Thank you for the excellent design concept and seeing it through to completion!
Extra Implementations
The broader infrastructure adheres to the standard Databricks framework and operational norms. Here’s a comprehensive overview of the key elements and the team members responsible for making everything happen:
- Using a Python-based API and Apache Spark’s batching capabilities for efficient knowledge ingestion in an environmentally conscious manner. A tremendous thank you for your significant contribution towards achieving our primary objective!
- Powered by the synergy of structured streaming and Large Language Model-based entity extraction, the medallion structure continually enhances our understanding with each subsequent layer. In particular, we would like to express our deepest gratitude to her for her invaluable contributions to this project.
- To stock the Retrieval-Augmented Technology (RAG) inventory, we leveraged LangChain’s capabilities in combination with structured streaming and Databricks’ robust brokerage tools. Kudos are due to the individual who crafted and refined this crucial element.

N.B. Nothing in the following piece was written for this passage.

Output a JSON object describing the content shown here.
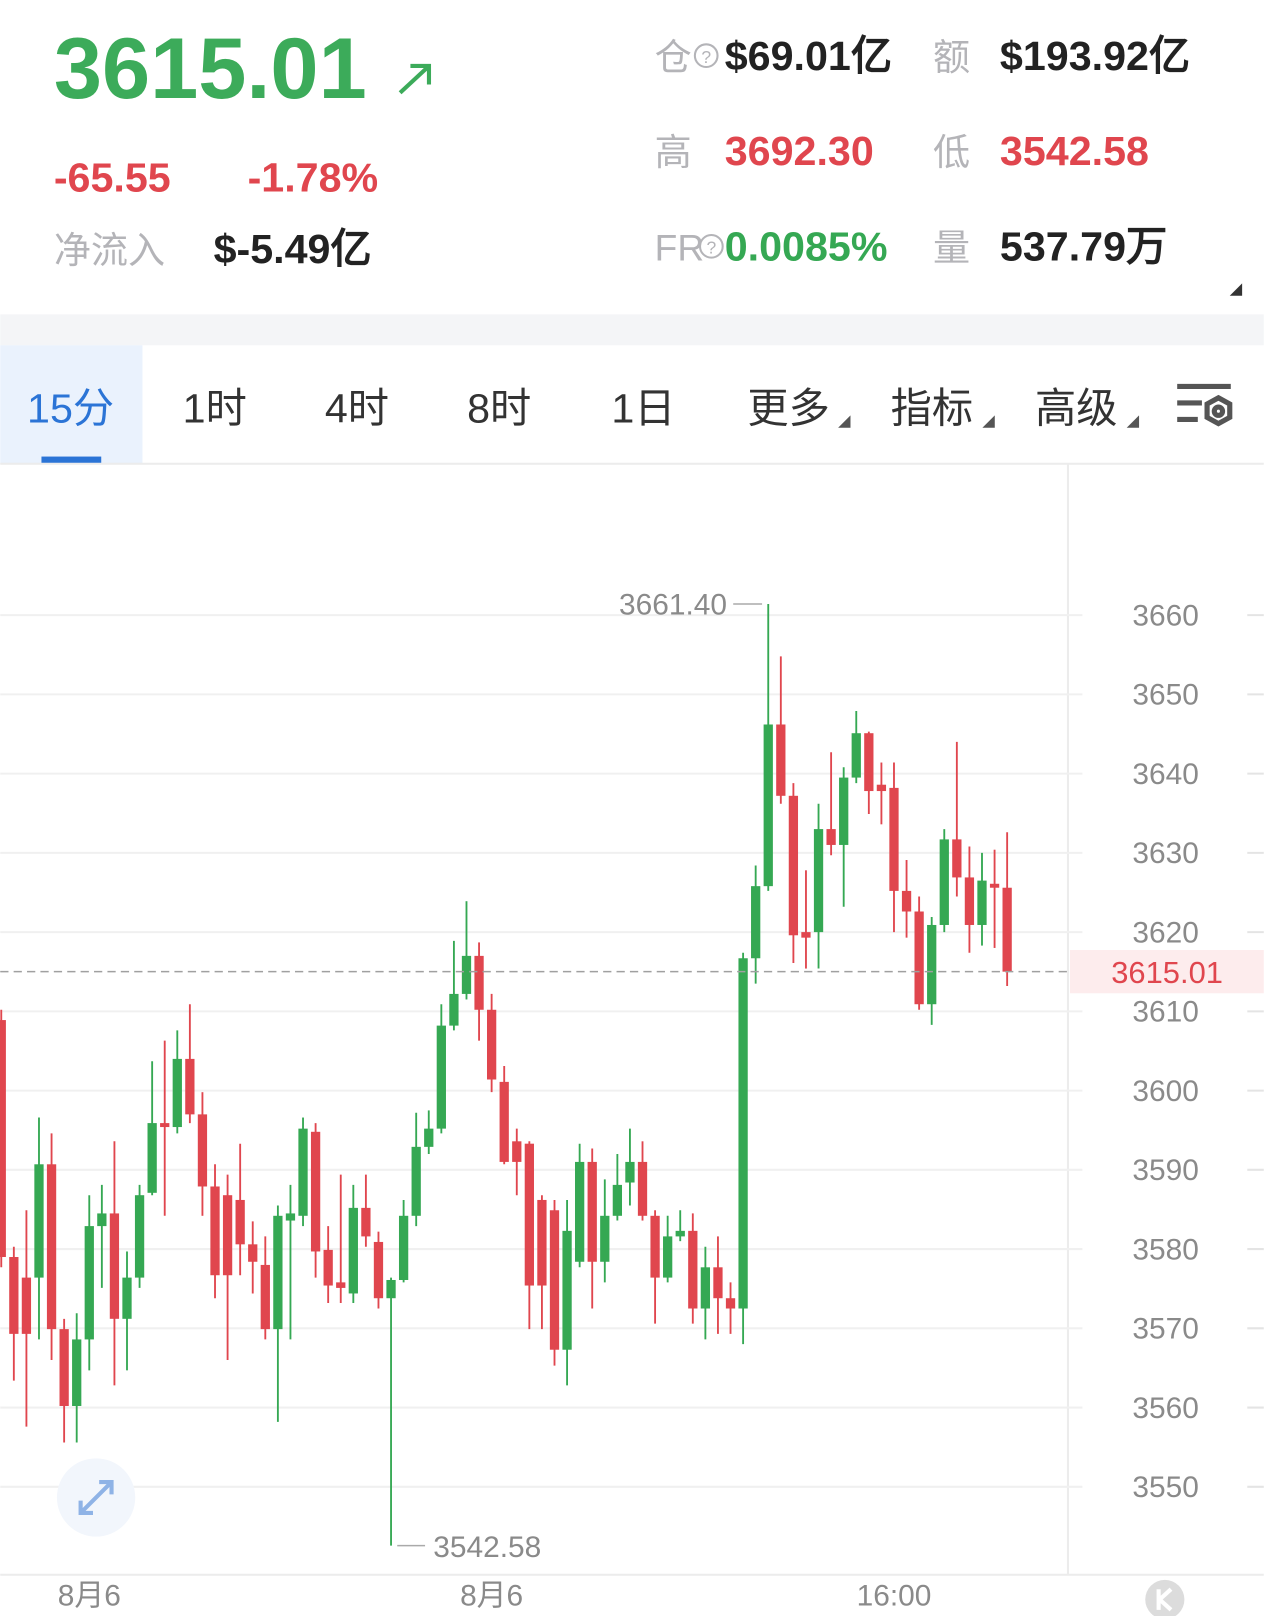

- With the aim of efficiently storing knowledge in a structured format, we leveraged Databricks’ advanced vector search capabilities alongside its supporting Data Lake Technology (DLT) infrastructure. Significant strides were made in designing and constructing the preliminary model of this crucial component!
Abstract
Through our strategic partnership with Advantage Basis, we’re showcasing the transformative power of data-driven innovation and artificial intelligence to drive meaningful impact in the healthcare sector. Through the convergence of knowledge ingestion, entity extraction, and Retrieval-Augmented Technology, we are meticulously crafting a comprehensive platform that seamlessly integrates automation, interactivity, and enriched knowledge sharing. As our collaborative endeavors unfold, they are laying the groundwork for a future where data-driven decision making is within reach of those who need it most in the healthcare sector.
When exploring comparable engagements with diverse international nonprofits, share your findings with us.